Über 50 schulpflichtige Kinder, schätzt die EFIE, sind mit ihren Familien in den 13 noch verbliebenen Notunterkünften untergebracht. Tendenz fallend. "Die meisten", sagt Michael Schöttler, "konnten schon in Wohnungen umziehen, Familien werden hier bevorzugt behandelt." Doch diese rund 50 Mädchen und Jungen haben zu Zeiten von Corona einen klaren Nachteil: Dadurch, dass ihre Eltern weder Tablets noch Internetanschluss haben, können sie nicht am Distanzunterricht teilnehmen. Nicht mal Arbeitsblätter oder Arbeitsanweisungen per Mail können diese Kinder von ihren Lehrerinnen und Lehrern erhalten, geschweige denn ausdrucken. "Das ist wirklich traurig", findet Stephanie Gauter. "Dadurch werden die Kinder, die ohnehin in einer fremden Sprache Schulstoff lernen müssen, noch mehr abgehängt."

Bedarf korrekt erhoben?

1200 Tablets hat die Stadt fürs mobile Lernen vor Monaten bestellt, erst vor kurzem sind die ersten davon eingetroffen. Auch ist unklar, ob der Bedarf der Kinder aus geflüchteten Familien korrekt erhoben wurde – Elternzettel laufen wenn überhaupt nur mäßig an die Lehrkräfte zurück, die Eltern können ohne Hilfe die Fragestellungen auf Deutsch nur selten beantworten. Die nächste Hürde ist das Gesetz: Würde die Stadt Erlangen ihre Notunterkünfte mit Internetzugängen ausstatten, müsste sie die Kosten dafür den Bewohnern von den Sozialleistungen abziehen. Vor diesem Hintergrund empfiehlt die Stadt sogar offen, dass ehrenamtliche Flüchtlingsbetreuer die fehlenden Strukturen aufbauen und mit Spendengeld finanzieren: "Wir sind deshalb sehr froh, dass sich die Ehrenamtliche Flüchtlingsbetreuung in Erlangen mit Hilfe des Vereins Freifunk dieses wichtigen Themas annimmt", lässt die Stadt über ihren Pressesprecher ausrichten.

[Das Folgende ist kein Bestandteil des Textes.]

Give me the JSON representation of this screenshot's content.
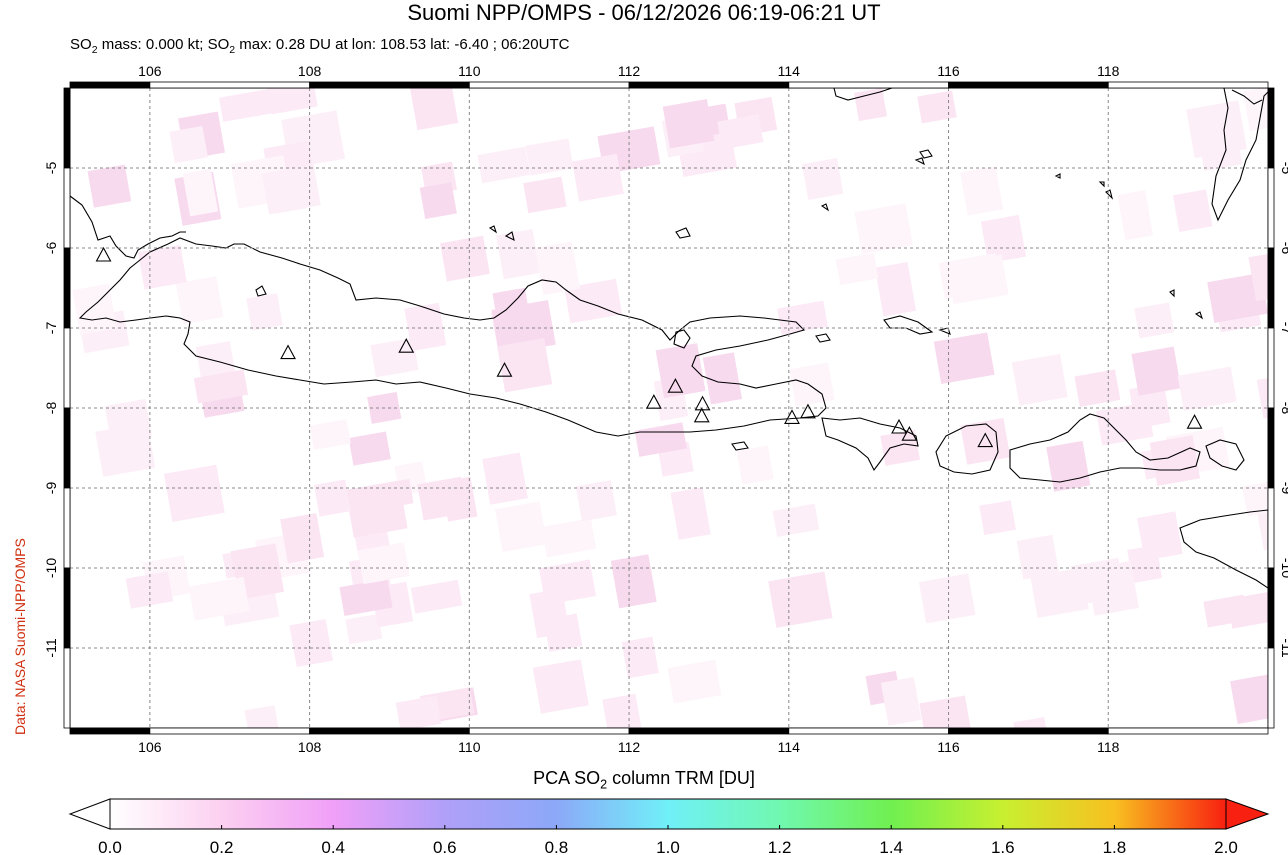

So wie schon in zwei Unterkünften geschehen: Rund 500 Euro, so Michael Schöttler von der EFIE, koste es neben den monatlichen Gebühren, in einer Unterkunft ein funktionierendes W-LAN zu installieren: "Durch die Metallbauweise in den Containern wird der Funk gestört, daher braucht es mehr Geräte als in einem gewöhnlichen Haushalt." In angemieteten Unterkünften sind laut EFIE die Eigentümer häufig gegen bauliche Veränderungen. Und damit auch gegen Löcher für die Kabel, gegen Schrauben für die Router.

Unbürokratische Hilfe der Stadt

Die Stadt, so die Stellungnahme weiter, leiste, "wo es die bayerischen Regelungen zulassen" unbürokratische Hilfe. Auch für sie, das kann man zwischen den Zeilen herauslesen, ist die Situation unbefriedigend. Sie setzt weiter auf das ehrenamtliche Engagement und auf Privatanschlüsse. Auf diese Weise gebe es "in den meisten der elf städtischen Unterkünfte, darunter drei Gemeinschaftsunterkünfte (...) mittlerweile eine W-LAN-Versorgung". In den Unterkünften ohne Versorgung würden diese Möglichkeiten geprüft. Zusätzlich zu den städtischen gibt es zwei Regierungsunterkünfte, die noch ohne W-LAN sind.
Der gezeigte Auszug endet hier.